The shareholders of the Company approved all resolutions at the AGM and EGM both held on 11 September 2020 by poll.

At the AGM, Mr. Yeung, an executive director of the Company, retired and Mr. Ng was elected as a non-executive director of the Company.

The board of directors of the Company (the "Board") announces that at the annual general meeting (the "AGM") and extraordinary general meeting (the "EGM") of the Company both held on 11 September 2020 at which voting was taken by poll, all resolutions were approved by the shareholders.

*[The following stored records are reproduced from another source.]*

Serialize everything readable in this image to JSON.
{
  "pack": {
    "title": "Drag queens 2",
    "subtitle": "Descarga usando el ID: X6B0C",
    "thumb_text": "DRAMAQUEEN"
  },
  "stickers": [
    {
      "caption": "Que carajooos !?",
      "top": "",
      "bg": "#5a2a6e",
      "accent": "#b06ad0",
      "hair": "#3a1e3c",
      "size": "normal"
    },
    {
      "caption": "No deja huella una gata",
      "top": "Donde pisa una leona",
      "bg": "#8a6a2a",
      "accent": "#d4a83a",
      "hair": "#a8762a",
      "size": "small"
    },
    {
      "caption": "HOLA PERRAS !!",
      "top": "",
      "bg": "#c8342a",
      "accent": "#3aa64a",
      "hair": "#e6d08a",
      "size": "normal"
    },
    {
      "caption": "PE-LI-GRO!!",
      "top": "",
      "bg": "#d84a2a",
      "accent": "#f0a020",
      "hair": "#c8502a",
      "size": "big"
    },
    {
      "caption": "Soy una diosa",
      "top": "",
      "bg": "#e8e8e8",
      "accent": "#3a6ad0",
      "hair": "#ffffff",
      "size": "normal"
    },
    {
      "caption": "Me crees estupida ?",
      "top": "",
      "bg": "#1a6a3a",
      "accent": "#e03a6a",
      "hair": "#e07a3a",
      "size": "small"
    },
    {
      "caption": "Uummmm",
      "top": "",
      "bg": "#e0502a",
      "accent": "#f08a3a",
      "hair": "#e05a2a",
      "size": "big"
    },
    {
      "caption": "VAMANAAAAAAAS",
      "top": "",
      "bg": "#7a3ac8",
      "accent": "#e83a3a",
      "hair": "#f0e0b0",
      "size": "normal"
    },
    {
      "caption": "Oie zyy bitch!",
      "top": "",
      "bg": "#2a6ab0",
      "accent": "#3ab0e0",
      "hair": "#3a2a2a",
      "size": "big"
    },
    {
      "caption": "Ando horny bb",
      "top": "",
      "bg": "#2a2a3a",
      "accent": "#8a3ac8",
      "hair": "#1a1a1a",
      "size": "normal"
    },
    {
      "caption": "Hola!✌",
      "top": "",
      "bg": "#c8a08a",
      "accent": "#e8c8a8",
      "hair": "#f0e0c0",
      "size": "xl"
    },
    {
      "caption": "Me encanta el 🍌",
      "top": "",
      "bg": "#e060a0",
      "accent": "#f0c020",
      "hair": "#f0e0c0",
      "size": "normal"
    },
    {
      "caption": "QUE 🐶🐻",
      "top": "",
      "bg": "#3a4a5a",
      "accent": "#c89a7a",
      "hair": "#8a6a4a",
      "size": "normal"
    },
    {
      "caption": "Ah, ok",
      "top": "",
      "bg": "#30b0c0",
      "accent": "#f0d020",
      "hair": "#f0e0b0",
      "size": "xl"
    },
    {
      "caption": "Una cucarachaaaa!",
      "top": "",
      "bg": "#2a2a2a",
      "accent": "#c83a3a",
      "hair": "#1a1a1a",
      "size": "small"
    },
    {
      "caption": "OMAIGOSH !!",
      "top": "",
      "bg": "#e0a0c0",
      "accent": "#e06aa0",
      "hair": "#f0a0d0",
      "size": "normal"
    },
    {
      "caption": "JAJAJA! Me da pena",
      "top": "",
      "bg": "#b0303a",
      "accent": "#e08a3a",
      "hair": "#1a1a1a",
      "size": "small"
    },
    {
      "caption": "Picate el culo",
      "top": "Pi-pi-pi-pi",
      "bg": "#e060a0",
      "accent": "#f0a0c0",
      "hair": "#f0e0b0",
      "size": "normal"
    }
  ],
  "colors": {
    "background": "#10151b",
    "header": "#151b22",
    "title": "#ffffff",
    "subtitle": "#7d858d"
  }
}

The Company appointed Computershare Hong Kong Investor Services Limited, its share registrar, as scrutineer for the vote-takingat the AGM and the EGM.

At the AGM, there were:

  1. a total of 913,650,465 shares entitling the holders to attend and vote on all resolutions;
  2. no shares entitling the holders to attend and abstain from voting in favour of any resolution; and
  3. no shares whose holders were required under the Listing Rules to abstain from voting on any resolution.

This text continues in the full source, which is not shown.